SLR - May 2020 - Collin G. Messerly
References: Kaiser P, Riedel M, Qudsi R, Watkins I, Ghorbanhoseini M, Nazarian A, Kwon J. Consideration of Medial Anatomical Structures at Risk When Placing Quadricortical Syndesmotic Fixation: A Cadaveric Study. Injury 2020; 51(2) 527-531Scientific Literature Review
Reviewed By: Collin G. Messerly, DPM
Residency Program: Regions/HealthPartners Institute – St. Paul, MN
Podiatric Relevance: Use of quadricortical fixation in the management of syndesmotic instability may be accomplished with either screw or suture-button fixation and careful attention should be provided to the medial structures at risk. It is important when placing syndesmotic fixation to be aware of the saphenous neurovascular bundle (SNVB) and the posterior tibial tendon (PTT) that resides on the medial side of the tibia that are at risk for iatrogenic injury.
Methods: Eighteen fresh frozen cadaveric specimens were dissected; the SNVB along with its communicating branches and PTT were identified and marked utilizing small gauge copper wiring. The wiring was placed in the saphenous vein and the anterior portion of the PTT. All fascial and tendinous sheath attachments were preserved to not distort normal anatomy. Next lateral radiographs of the distal tibia and fibula were obtained, which were calibrated and standardized. These radiographs were then analyzed utilizing a grid system consisting of three parallel columnar zones from anterior to posterior and five 1 centimeter rows that extend 5 centimeters proximal to the tibiotalar joint. The position of the respective copper wire placed in either the SVNB or PTT was charted according to the location in the grid system.

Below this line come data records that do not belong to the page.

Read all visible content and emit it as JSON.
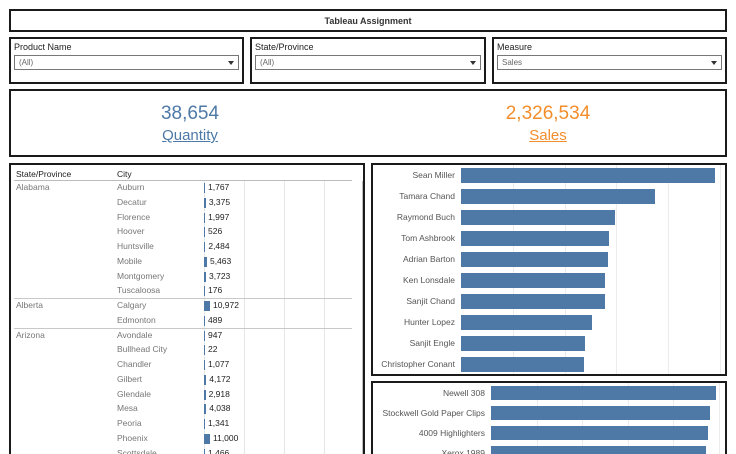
{
  "dashboard": {
    "title": "Tableau Assignment"
  },
  "filters": [
    {
      "label": "Product Name",
      "value": "(All)"
    },
    {
      "label": "State/Province",
      "value": "(All)"
    },
    {
      "label": "Measure",
      "value": "Sales"
    }
  ],
  "kpis": {
    "quantity": {
      "value": "38,654",
      "label": "Quantity",
      "color": "#4e79a7"
    },
    "sales": {
      "value": "2,326,534",
      "label": "Sales",
      "color": "#f28e2b"
    }
  },
  "table": {
    "headers": {
      "state": "State/Province",
      "city": "City"
    },
    "max_value": 11000,
    "rows": [
      {
        "state": "Alabama",
        "city": "Auburn",
        "value": 1767,
        "display": "1,767"
      },
      {
        "state": "",
        "city": "Decatur",
        "value": 3375,
        "display": "3,375"
      },
      {
        "state": "",
        "city": "Florence",
        "value": 1997,
        "display": "1,997"
      },
      {
        "state": "",
        "city": "Hoover",
        "value": 526,
        "display": "526"
      },
      {
        "state": "",
        "city": "Huntsville",
        "value": 2484,
        "display": "2,484"
      },
      {
        "state": "",
        "city": "Mobile",
        "value": 5463,
        "display": "5,463"
      },
      {
        "state": "",
        "city": "Montgomery",
        "value": 3723,
        "display": "3,723"
      },
      {
        "state": "",
        "city": "Tuscaloosa",
        "value": 176,
        "display": "176",
        "group_end": true
      },
      {
        "state": "Alberta",
        "city": "Calgary",
        "value": 10972,
        "display": "10,972"
      },
      {
        "state": "",
        "city": "Edmonton",
        "value": 489,
        "display": "489",
        "group_end": true
      },
      {
        "state": "Arizona",
        "city": "Avondale",
        "value": 947,
        "display": "947"
      },
      {
        "state": "",
        "city": "Bullhead City",
        "value": 22,
        "display": "22"
      },
      {
        "state": "",
        "city": "Chandler",
        "value": 1077,
        "display": "1,077"
      },
      {
        "state": "",
        "city": "Gilbert",
        "value": 4172,
        "display": "4,172"
      },
      {
        "state": "",
        "city": "Glendale",
        "value": 2918,
        "display": "2,918"
      },
      {
        "state": "",
        "city": "Mesa",
        "value": 4038,
        "display": "4,038"
      },
      {
        "state": "",
        "city": "Peoria",
        "value": 1341,
        "display": "1,341"
      },
      {
        "state": "",
        "city": "Phoenix",
        "value": 11000,
        "display": "11,000"
      },
      {
        "state": "",
        "city": "Scottsdale",
        "value": 1466,
        "display": "1,466"
      }
    ]
  },
  "chart_data": [
    {
      "type": "bar",
      "orientation": "horizontal",
      "categories": [
        "Sean Miller",
        "Tamara Chand",
        "Raymond Buch",
        "Tom Ashbrook",
        "Adrian Barton",
        "Ken Lonsdale",
        "Sanjit Chand",
        "Hunter Lopez",
        "Sanjit Engle",
        "Christopher Conant"
      ],
      "values": [
        25043,
        19052,
        15117,
        14595,
        14473,
        14175,
        14142,
        12873,
        12209,
        12129
      ],
      "xlim": [
        0,
        25500
      ],
      "color": "#4e79a7"
    },
    {
      "type": "bar",
      "orientation": "horizontal",
      "categories": [
        "Newell 308",
        "Stockwell Gold Paper Clips",
        "4009 Highlighters",
        "Xerox 1989"
      ],
      "values": [
        14200,
        13800,
        13700,
        13600
      ],
      "xlim": [
        0,
        14400
      ],
      "color": "#4e79a7"
    }
  ]
}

Results: The SNVB was located in zone one or two, which was the first two columnar parallel zones 97.3 percent, which correlated to 107/110 grid data points. The SNVB traversed from proximal-posterior to distal-anterior in 16 specimens. The most common crossover point from zone two to zone one was at 3-4 centimeters above the tibiotalar joint which occurred in 43.8 percent. Additionally the SNVB was located anterior to the zone one in three specimens. The PTT was found in zone three in all specimens demonstrating a crossover of columnar zone two at the distal most extent, 0-1 centimeter. The PTT radiographically overlaps with the tibia on a true lateral between 1 and 3 centimeters above the tibiotalar joint in 83.3 percent of the specimens.
Conclusions: Although prior studies have shown potential for injury to medial structures with syndesmotic fixation, the course of these structures has not been previously mapped out. The rate of injury to the SNVB and PTT remains unknown as well. This study demonstrated that the SNVB is at risk along the distal tibia in zones 1 and 2 and a crossover point of 3-4cms proximal to the tibiotalar joint. The PTT was found in zone three in all specimens, meaning a protruding screw in zone three, 0-2 centimeters proximal to the tibiotalar joint could be potentially harmful. An intra-operative grid pattern may be difficult to visualize but knowing the general course of medial neurovascular structures is crucial to prevent iatrogenic injury. The grid system provided clearly shows which structures may be at risk and the general anatomic location of these structures to try and avoid iatrogenic injury when placing quadricortical fixation.